I do my best to hide my distant past from people I have to deal with in my present. I get tired of the immediate sea-change in the way they talk to me and treat me. I go from the nice middle aged woman with a teenager to ex junkie. It was a long long time ago now, apart from a brief blip with pills, I’ve been sober for longer than I have been a mother. I’m as safely sober as it gets.
I had no choice, I had to cop to my past. I expected the usual, but instead got compassion and kindness. I got understanding and respect. It took the teeth out of the beast. I was grateful.
I wanted to give a token of gratitude, but have nothing to give. I wanted to explain how much it meant to me, but failed. Yes, the attitude has shifted slightly: people are more gentle with me than before.
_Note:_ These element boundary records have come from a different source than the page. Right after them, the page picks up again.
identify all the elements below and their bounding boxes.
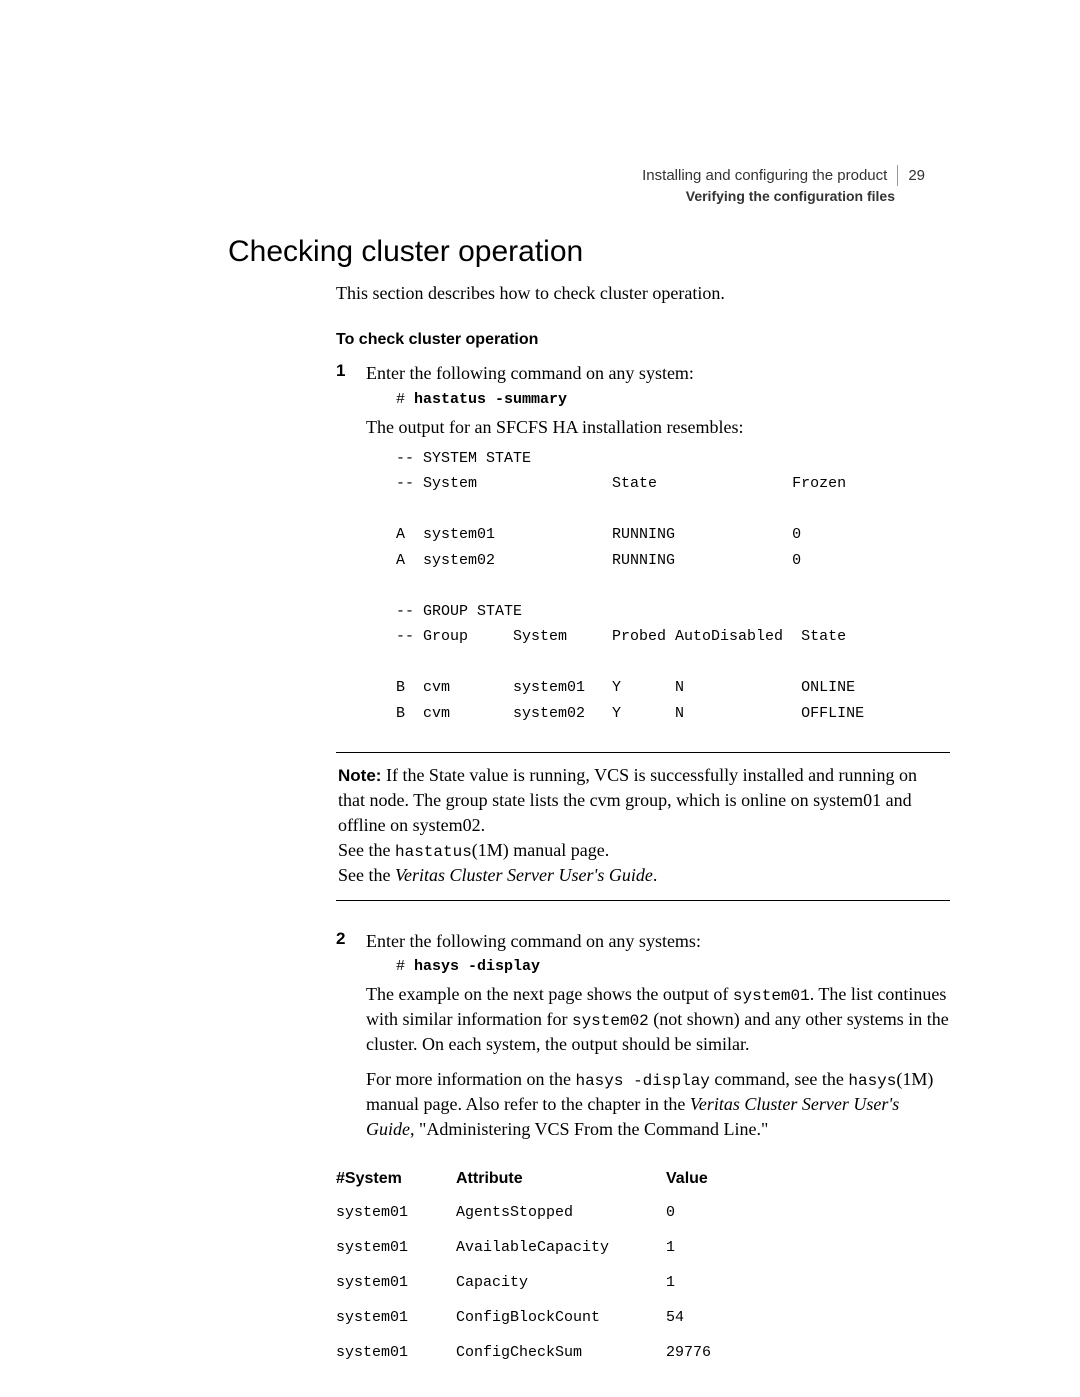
- step-body: Enter the following command on any syste…: [366, 929, 950, 1142]
- prompt: #: [396, 391, 414, 408]
- step-2-para-1: The example on the next page shows the o…: [366, 982, 950, 1057]
- table-row: system01 AgentsStopped 0: [336, 1204, 766, 1239]
- see-line-2: See the Veritas Cluster Server User's Gu…: [338, 863, 948, 888]
- step-1-text: Enter the following command on any syste…: [366, 363, 694, 383]
- step-2-text: Enter the following command on any syste…: [366, 931, 701, 951]
- step-2-para-2: For more information on the hasys -displ…: [366, 1067, 950, 1142]
- command-line: # hasys -display: [396, 957, 950, 978]
- chapter-title: Installing and configuring the product: [642, 165, 898, 186]
- heading: Checking cluster operation: [228, 235, 950, 269]
- intro-paragraph: This section describes how to check clus…: [228, 281, 950, 305]
- col-value: Value: [666, 1170, 766, 1204]
- running-header: Installing and configuring the product29…: [642, 165, 925, 207]
- col-attribute: Attribute: [456, 1170, 666, 1204]
- note-label: Note:: [338, 766, 381, 785]
- command-text: hastatus -summary: [414, 391, 567, 408]
- header-line-1: Installing and configuring the product29: [642, 165, 925, 186]
- content-body: Checking cluster operation This section …: [228, 165, 950, 1379]
- table-row: system01 AvailableCapacity 1: [336, 1239, 766, 1274]
- cmd-name: hastatus: [395, 843, 472, 861]
- step-number: 1: [336, 361, 366, 726]
- step-number: 2: [336, 929, 366, 1142]
- step-2: 2 Enter the following command on any sys…: [228, 929, 950, 1142]
- note-body: Note: If the State value is running, VCS…: [338, 763, 948, 837]
- step-body: Enter the following command on any syste…: [366, 361, 950, 726]
- command-output: -- SYSTEM STATE -- System State Frozen A…: [396, 446, 950, 727]
- col-system: #System: [336, 1170, 456, 1204]
- table-row: system01 ConfigCheckSum 29776: [336, 1344, 766, 1379]
- note-text: If the State value is running, VCS is su…: [338, 765, 917, 835]
- book-title: Veritas Cluster Server User's Guide: [395, 865, 653, 885]
- prompt: #: [396, 958, 414, 975]
- table-row: system01 ConfigBlockCount 54: [336, 1309, 766, 1344]
- attributes-table: #System Attribute Value system01 AgentsS…: [336, 1170, 766, 1379]
- page: Installing and configuring the product29…: [0, 0, 1080, 1397]
- see-line-1: See the hastatus(1M) manual page.: [338, 838, 948, 863]
- note-box: Note: If the State value is running, VCS…: [336, 752, 950, 900]
- command-text: hasys -display: [414, 958, 540, 975]
- command-line: # hastatus -summary: [396, 390, 950, 411]
- table-row: system01 Capacity 1: [336, 1274, 766, 1309]
- section-title: Verifying the configuration files: [642, 187, 925, 207]
- page-number: 29: [898, 167, 925, 184]
- table-header-row: #System Attribute Value: [336, 1170, 766, 1204]
- step-1: 1 Enter the following command on any sys…: [228, 361, 950, 726]
- output-label: The output for an SFCFS HA installation …: [366, 415, 950, 440]
- procedure-title: To check cluster operation: [228, 331, 950, 349]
I keep asking myself what the difference is, here in the shelter in SF. What is the difference? The answer stared me in the face: the culture of the people surrounding me. The people I am talking to have been there, done it and bought the tee shirt, they have fought for survival against huge odds, they fight to thrive in a hostile world. They too suffered. The difference was lack of privilege. Privilege makes some proud and haughty, makes judges out of beggars, and executioners out of small bitter men. I have privilege too. I’ll own it. If I had been in the same situation and not white, my friends, I think I would have died. I think the barriers would have crashed down on me harder, I would have found it harder to hide. I have privilege and I try to own it and tame it, and reject it where I can. As poor, as downtrodden, as needy as I am, as hard as things are in the shelter, I have a certain amount of buffer around me, and it is wrong that this is the case.
My son with his tan skin and his Asian features gets judged accordingly, is accordingly a potential victim of the anti Asian sentiment, and I get protective and defensive. Compassion. Empathy. Kindness. Generosity. There has to be a way forward for my beloved America towards a future ruled by these attributes, but we aren’t even part of the way there. We haven’t nearly begun, but I’m here and with what is left of me, I hope to be part of the solution, not the problem.